Positive COVID-19 Test for Louisville TSA Officer

LOUISVILLE, Ky. – Since the positive COVID-19 diagnosis of a Transportation Security Administration (TSA) baggage officer at the Louisville Muhammad Ali International Airport, the staff tells Spectrum News 1 precaution is in place to prevent the virus from spreading. Travel is down tremendously, with TSA reporting a decline nationwide of up to 90%; the Louisville airport is feeling that, too. 

The airport announced the positive coronavirus test over the weekend on Saturday. Spokesperson Natalie Chaudoin says the officer had limited exposure to others and did not work in passenger screening. 

TSA directed Spectrum News 1 to its protocol guidelines online, which indicates the officer is placed on administrative leave. Under the guidelines, anyone who’d been exposed to the officer would also be required to self-quarantine under paid leave. 

Chaudoin says there are procedures in place to sanitize and clean with particular attention to high-touch surfaces and at gates. 

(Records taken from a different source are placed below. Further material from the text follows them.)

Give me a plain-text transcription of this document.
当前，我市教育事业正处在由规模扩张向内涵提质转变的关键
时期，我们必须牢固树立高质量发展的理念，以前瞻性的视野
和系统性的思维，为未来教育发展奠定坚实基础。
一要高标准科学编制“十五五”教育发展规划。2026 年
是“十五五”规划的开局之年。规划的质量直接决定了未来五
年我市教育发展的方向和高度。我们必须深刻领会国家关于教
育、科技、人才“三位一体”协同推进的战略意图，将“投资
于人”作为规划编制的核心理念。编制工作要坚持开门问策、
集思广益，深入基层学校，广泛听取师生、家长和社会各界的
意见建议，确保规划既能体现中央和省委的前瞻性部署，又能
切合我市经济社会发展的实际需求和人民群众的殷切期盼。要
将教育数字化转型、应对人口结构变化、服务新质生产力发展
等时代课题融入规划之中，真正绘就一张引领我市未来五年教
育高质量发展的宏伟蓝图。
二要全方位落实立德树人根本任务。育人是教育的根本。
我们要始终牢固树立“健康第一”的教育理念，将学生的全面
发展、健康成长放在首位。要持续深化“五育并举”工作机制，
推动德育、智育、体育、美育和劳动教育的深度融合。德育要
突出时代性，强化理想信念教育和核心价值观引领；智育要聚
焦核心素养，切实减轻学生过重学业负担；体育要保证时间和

She says fewer flights mean fewer travelers, and the airport has scaled back services like reducing hours for shops and closing or reducing restaurant hours temporarily. The information desk is also closed. 

“Because of the decline in air travelers currently, we are having to make adjustments and arrangements to our terminal operations, you know so we are kind of having to look at things a little differently to see how some of our business partners can still operate and serve those who are still traveling,” said Chaudoin.

Bill LaFollette has volunteered at the desk, which is not a paid position, for about 14 years. The longtime volunteer is also a family member of a Spectrum News 1 staff member. 

He’s disappointed in the change and hopes life can soon get back to business as usual. 

“Well, it’s ironic because a couple of months ago as you may recall, we had a celebration. Last year was the best year ever for Muhammad Ali International Airport. More flights, more passengers, more revenue. And now this on the heels of that- it’s quite a departure,” said LaFollette. 

“I’ve done it for about 14 years and the group of us- there are about 70 of us who work in the information booth…we’re a pretty tight-knit group. Mostly seniors retired folks. We care for one another and take pride in what we do at the airport,” he explained.